Question

In Exercises 5–36, express all probabilities as fractions.

Blackjack In the game of blackjack played with one deck, a player is initially dealt 2 different cards from the 52 different cards in the deck. A winning “blackjack” hand is won by getting 1 of the 4 aces and 1 of 16 other cards worth 10 points. The two cards can be in any order. Find the probability of being dealt a blackjack hand. What approximate percentage of hands are winning blackjack hands?

Short answer

The probability of getting a blackjack hand is $\frac{32}{663}$.

The percentage of getting a blackjack hand is 4.9%.

Step-by-step solution

Given information

A blackjack hand is obtained when out of the two given cards, one is ace the other is one of the 16 cards worth 10 points.

Define combination

To count ways to select a certain number of units from the specified total, the combination rule is applied. The selections are done without replacement and their order is not important.

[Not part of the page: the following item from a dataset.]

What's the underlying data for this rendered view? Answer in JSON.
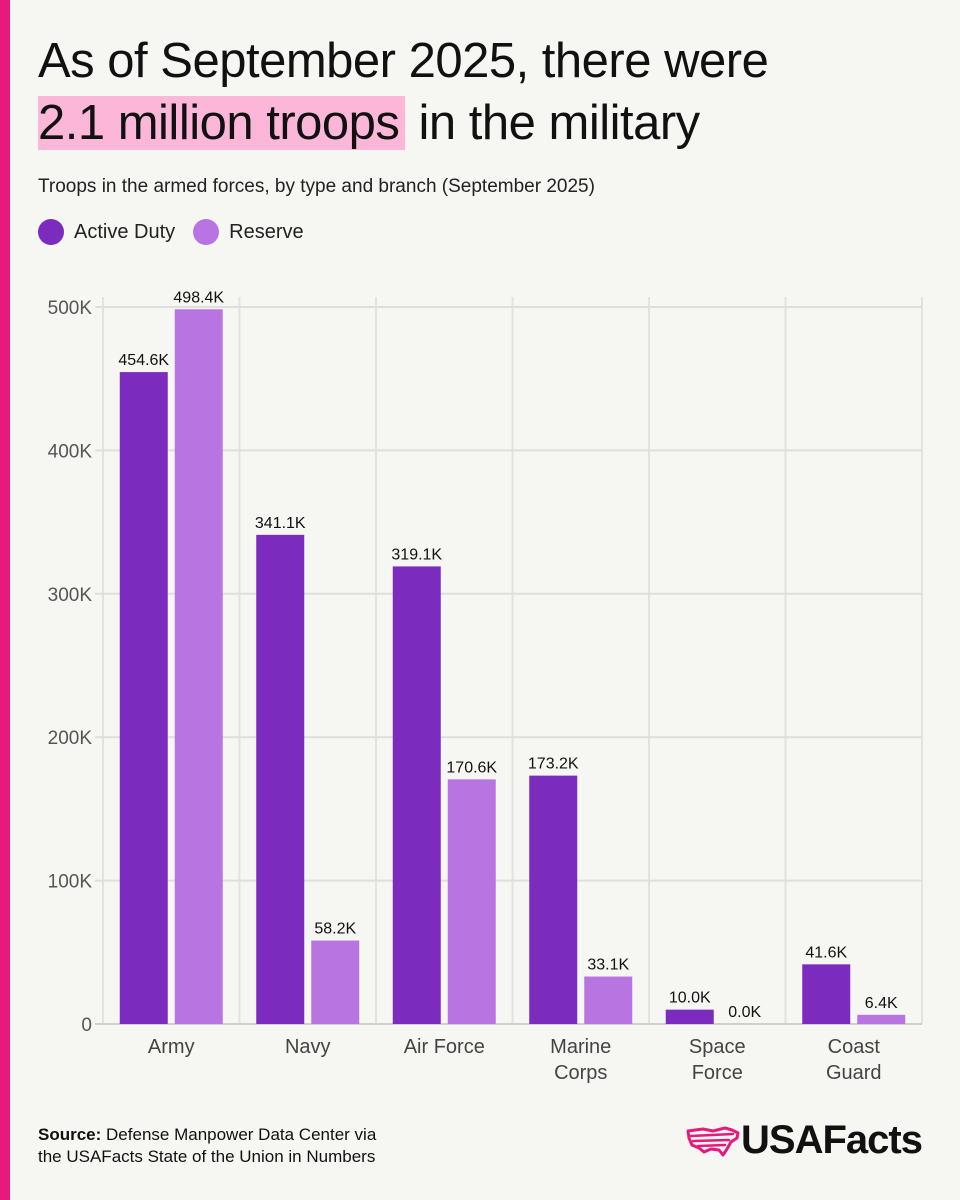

The formula for r selections from n is shown below:

${}^n{C}_r=\frac{n!}{\left(n-r\right)!r!}$

Compute the counts of getting the blackjack

Let A be the event of getting a blackjack hand.

Case 1: Getting one ace

The total number of cards is 52.

The number of aces is 4.

The number of ways in which one out of four aces can be selected without replacement (in any order) is

$$\begin{gathered} {}^4{C}_1=\frac{4!}{\left(4-1\right)!1!} \\ =4. \end{gathered}$$

The probability of selecting an ace out of 52 cards is

$P\left(\text{getting}\text{an}\text{ace}\right)=\frac{4}{52}$

Case 2: Getting one out of 16 cards worth points

The total number of cards is 52.

The number of cards worth points is 16.

The number of ways in which one card can be chosen from the 16 cards worth points is

$$\begin{gathered} {}^{16}{C}_1=\frac{16!}{\left(16-1\right)!1!} \\ =16. \end{gathered}$$

The probability of selecting one card worth 10 points out of the 52 cards is

$P\left(\text{getting}\text{1}\text{card}\text{worth}\text{points}\right)=\frac{16}{52}.$

Compute the probability of getting the blackjack

Here, selections are made without replacement. So, the selection of the second card will be out of 51 remaining cards.

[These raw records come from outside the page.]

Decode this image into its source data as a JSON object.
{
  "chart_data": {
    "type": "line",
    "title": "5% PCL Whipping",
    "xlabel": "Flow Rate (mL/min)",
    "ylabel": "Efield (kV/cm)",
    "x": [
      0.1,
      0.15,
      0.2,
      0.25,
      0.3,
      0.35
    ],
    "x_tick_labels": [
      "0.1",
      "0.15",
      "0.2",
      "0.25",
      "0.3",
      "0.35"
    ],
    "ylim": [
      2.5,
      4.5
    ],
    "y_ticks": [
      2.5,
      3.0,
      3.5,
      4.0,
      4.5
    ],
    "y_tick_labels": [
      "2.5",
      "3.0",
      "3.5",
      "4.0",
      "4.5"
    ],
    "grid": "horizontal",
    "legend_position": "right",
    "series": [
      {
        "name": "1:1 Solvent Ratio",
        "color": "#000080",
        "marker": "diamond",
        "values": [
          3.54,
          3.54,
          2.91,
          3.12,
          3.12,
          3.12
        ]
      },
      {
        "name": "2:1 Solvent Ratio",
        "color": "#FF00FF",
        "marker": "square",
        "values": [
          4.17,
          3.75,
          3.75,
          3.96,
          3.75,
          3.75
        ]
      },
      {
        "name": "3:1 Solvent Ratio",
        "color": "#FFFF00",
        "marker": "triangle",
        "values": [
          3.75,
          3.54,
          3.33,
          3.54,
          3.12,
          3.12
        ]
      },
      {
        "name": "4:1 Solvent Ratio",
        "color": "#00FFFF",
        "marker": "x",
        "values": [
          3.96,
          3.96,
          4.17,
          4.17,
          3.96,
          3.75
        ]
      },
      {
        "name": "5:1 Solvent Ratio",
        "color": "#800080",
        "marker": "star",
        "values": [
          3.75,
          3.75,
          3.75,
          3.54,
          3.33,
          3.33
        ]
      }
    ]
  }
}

Also, the selections are made in any order.

The probability of choosing first an ace and then a card worth points is

$\frac{4}{52}\times \frac{16}{51}=\frac{64}{2652}$

The probability of choosing first a card worth points and then an ace is

.$\frac{16}{52}\times \frac{4}{51}=\frac{64}{2652}$

The probability of getting a blackjack hand is the sum of the two probabilities computed above:

$$\begin{gathered} P\left(A\right)=\frac{64}{2652}+\frac{64}{2652} \\ =\frac{32}{663} \\ =0.049 \end{gathered}$$

Therefore, the probability of getting the blackjack hand is 0.049.

Compute the percentage equivalent probability

The percentage of getting a blackjack hand is

$0.049\times 100=4.9\%$

Therefore, the percentage of getting a blackjack hand is 4.9%.